Meski setelah sesi tersebut, orang-orang yang terlibat di dalamnya mengaku merasa lebih bahagia dan damai, tetapi adegan yang tampak seperti ritual pagan itu banyak menyumbang pandangan negatif terhadap para pengikut Rajneesh. Warga Antelope termasuk di antara mereka yang menonton film tersebut.
“Rekaman itu membuat kami cemas; akan jadi apa orang-orang macam begini nantinya? Ada banyak kejahatan di sana,” kata Rosemary McGreer, salah satu warga Antelope, di episode dua.
Mengutip filsuf konservatif abad 18 Edmund Burke “satu-satunya hal yang memungkinkan kejahatan (evil) menang adalah diamnya orang-orang baik”, Rosemary, mewakili sentimen warga Antelope lain, semakin termotivasi untuk berbuat sesuatu menanggapi para jemaah Rajneeshes ini.
“Terkadang, Anda harus melakukan sesuatu, meskipun itu bukan hal yang Anda rencanakan dalam hidup,” tandasnya.

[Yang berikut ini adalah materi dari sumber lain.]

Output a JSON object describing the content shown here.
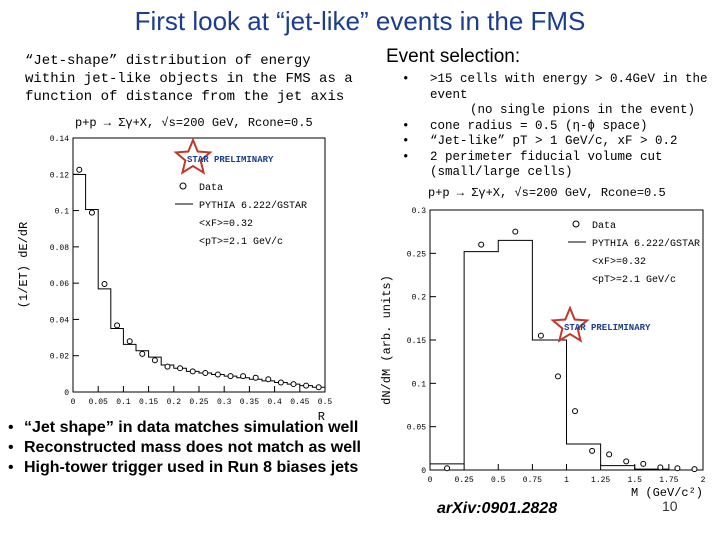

Dibantu Bill Bowerman, salah satu pendiri perusahaan sepatu Nike yang memiliki sebuah ranch dekat Rajneeshpuram, warga Antelope lewat organisasi lingkungan Thousand Friends of Oregon melakukan gugatan hukum terhadap komunitas Rajneesh atas nama penyalahgunaan lahan. Lahan untuk ranch, menurut mereka, tak bisa digunakan untuk membangun kota. Mereka meminta Rajneeshpuram dibongkar.
Melihat itu sebagai akal-akalan warga Antelope yang ingin mengusir mereka, para pengikut Rajneesh lantas melawan dengan cara membeli properti yang ada di Antelope. Setengah dari properti yang ada di kota kecil itu memang untuk dijual. Dalam waktu singkat, mereka pun menguasai Antelope. Tentu saja kejadian tak terduga ini membuat konflik semakin memanas.
Dalam salah satu wawancara di televisi waktu itu, Ma Anand Sheela, sekretaris pribadi Bhagwan Shree Rajneesh sekaligus orang yang menjalankan keseluruhan operasi Rajneeshpuram, ditanya pendapatnya tentang niat Thousand Friends of Oregon yang ingin membongkar kota yang baru saja dibangunnya.
“Bagus. Mereka boleh datang. Saya persilakan. Saya bakal berdiri tepat di tengah jalan. Jika mereka mau tabrak aku, itu pilihan mereka. Aku akan mencat buldozer mereka dengan darahku. Dan aku akan merasa bangga tergilas di bawah buldozer itu,” katanya.
“Apa menurut Anda konflik ini bakal sampai sejauh itu?”
“Jika mereka tidak sadar akan kenekatanku, saya pikir mereka bodoh,” tandasnya.
Ucapan Sheela membayangi tindakan-tindakan nekat yang mampu dilakukan para pengikut Rajneesh dalam beberapa tahun ke depan. Namun, semua itu baru mulai bergulir setelah hotel milik mereka yang terletak di Portland, Oregon, di bom oleh orang tak dikenal.